Lyon est à l’honneur aujourd’hui. La C3 avant la C1 pour changer un peu. L’OL avant le PSGAprès le 4-1 d’hier soir infligé aux Tchèques du Viktoria Plzeň à Gerland en match aller des 8es, on se doit de tout conjuguer au conditionnel : Lyon « devrait » se qualifier. Conditionnel aussi comme la liberté du même nom, donc : l’OL ne se sentira vraiment libéré que jeudi prochain, s’il passe l’obstacle. Alors prudence, prudence ! Même si la suite s’annonce bien. Mais avant d’évoquer le match d’hier soir, on rappellera par principe la victoire face à Odessa (1-0), la semaine dernière en 16es retour de C3 après le 0-0 correct, mais un peu frustrant de l’aller. Le but tardif, mais magnifique d’Alexandre Lacazette (80e) pour s’affliger un peu du destin du buteur lyonnais qui a pris cette saison une sacrée dimension. Car sauf accident d’un autre attaquant bleu, Alexandre ne devrait pas être du voyage au Mondial brésilien. Il était en balance avec les outsiders Thauvin et Griezmann. Dommage : son sens du but très pointu et son efficacité dans les 16 mètres auraient pu rendre service… Hier soir, « Alex » a encore été pile au rencard en plantant le but important du 2-1 face à Plzeň, son 19e TCC (toutes compètes confondues).
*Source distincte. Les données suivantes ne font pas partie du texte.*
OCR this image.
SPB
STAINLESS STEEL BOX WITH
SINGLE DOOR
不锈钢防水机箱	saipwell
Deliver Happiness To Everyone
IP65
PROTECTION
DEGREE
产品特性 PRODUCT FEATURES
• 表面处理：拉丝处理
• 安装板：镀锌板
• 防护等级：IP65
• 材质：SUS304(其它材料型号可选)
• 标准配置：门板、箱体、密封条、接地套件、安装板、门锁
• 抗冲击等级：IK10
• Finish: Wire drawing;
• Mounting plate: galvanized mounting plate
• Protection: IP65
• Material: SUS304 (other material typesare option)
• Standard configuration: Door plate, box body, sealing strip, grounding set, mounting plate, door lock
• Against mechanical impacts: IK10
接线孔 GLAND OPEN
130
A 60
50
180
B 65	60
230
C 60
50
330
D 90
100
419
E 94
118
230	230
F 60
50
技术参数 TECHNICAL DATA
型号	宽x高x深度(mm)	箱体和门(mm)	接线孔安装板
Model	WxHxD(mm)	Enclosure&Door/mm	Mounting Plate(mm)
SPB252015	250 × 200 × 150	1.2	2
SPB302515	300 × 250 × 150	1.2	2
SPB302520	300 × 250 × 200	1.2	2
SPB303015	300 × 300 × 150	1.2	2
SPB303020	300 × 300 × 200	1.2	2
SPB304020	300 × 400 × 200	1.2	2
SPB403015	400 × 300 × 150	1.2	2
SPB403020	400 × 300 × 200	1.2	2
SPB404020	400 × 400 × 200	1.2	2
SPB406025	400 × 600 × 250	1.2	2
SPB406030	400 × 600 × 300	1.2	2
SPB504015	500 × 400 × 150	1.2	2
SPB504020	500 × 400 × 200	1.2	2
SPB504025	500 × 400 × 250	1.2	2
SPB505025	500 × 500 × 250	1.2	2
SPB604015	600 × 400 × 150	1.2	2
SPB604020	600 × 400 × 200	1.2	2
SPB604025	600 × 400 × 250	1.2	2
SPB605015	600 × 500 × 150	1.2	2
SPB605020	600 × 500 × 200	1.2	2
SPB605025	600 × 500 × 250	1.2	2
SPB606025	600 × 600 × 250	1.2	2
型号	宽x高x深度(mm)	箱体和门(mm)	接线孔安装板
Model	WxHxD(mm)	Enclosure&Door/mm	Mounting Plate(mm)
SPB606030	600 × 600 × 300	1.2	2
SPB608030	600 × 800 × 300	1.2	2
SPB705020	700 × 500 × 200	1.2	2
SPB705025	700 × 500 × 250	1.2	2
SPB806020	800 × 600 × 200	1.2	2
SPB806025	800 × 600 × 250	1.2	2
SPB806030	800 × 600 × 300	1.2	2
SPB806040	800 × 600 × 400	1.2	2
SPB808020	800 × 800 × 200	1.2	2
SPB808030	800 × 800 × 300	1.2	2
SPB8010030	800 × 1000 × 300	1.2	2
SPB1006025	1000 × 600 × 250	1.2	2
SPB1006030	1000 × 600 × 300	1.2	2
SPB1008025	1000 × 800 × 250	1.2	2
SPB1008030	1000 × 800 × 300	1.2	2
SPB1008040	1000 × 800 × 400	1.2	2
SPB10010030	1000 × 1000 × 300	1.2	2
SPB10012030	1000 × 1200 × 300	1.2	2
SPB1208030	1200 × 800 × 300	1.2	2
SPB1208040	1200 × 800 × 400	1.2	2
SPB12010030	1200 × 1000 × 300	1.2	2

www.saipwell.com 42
Ce fut le premier des trois buts inscrits en deuxième mi-temps (après l’égalisation de près de Fofana sur corner à la 12e, 1-1). Les trois sur un mode similaire très révélateur : orientation plein axe et conclusion instantanée ! Lacazette (53e, service axial de Malbranque), Mvuemba (61e, service axial de Malbranque) et Fofana (70e, service axial de Lacazette). En un mot comme en cent, Lyon est allé à l’essentiel, droit au but, en première intention et à plusieurs (quatre Lyonnais à l’offensive sur les deux derniers buts). Et dire que les Gones pas réveillés avaient encaissé un but idiot dès la 2e minute (tête d’Horava, 0-1)…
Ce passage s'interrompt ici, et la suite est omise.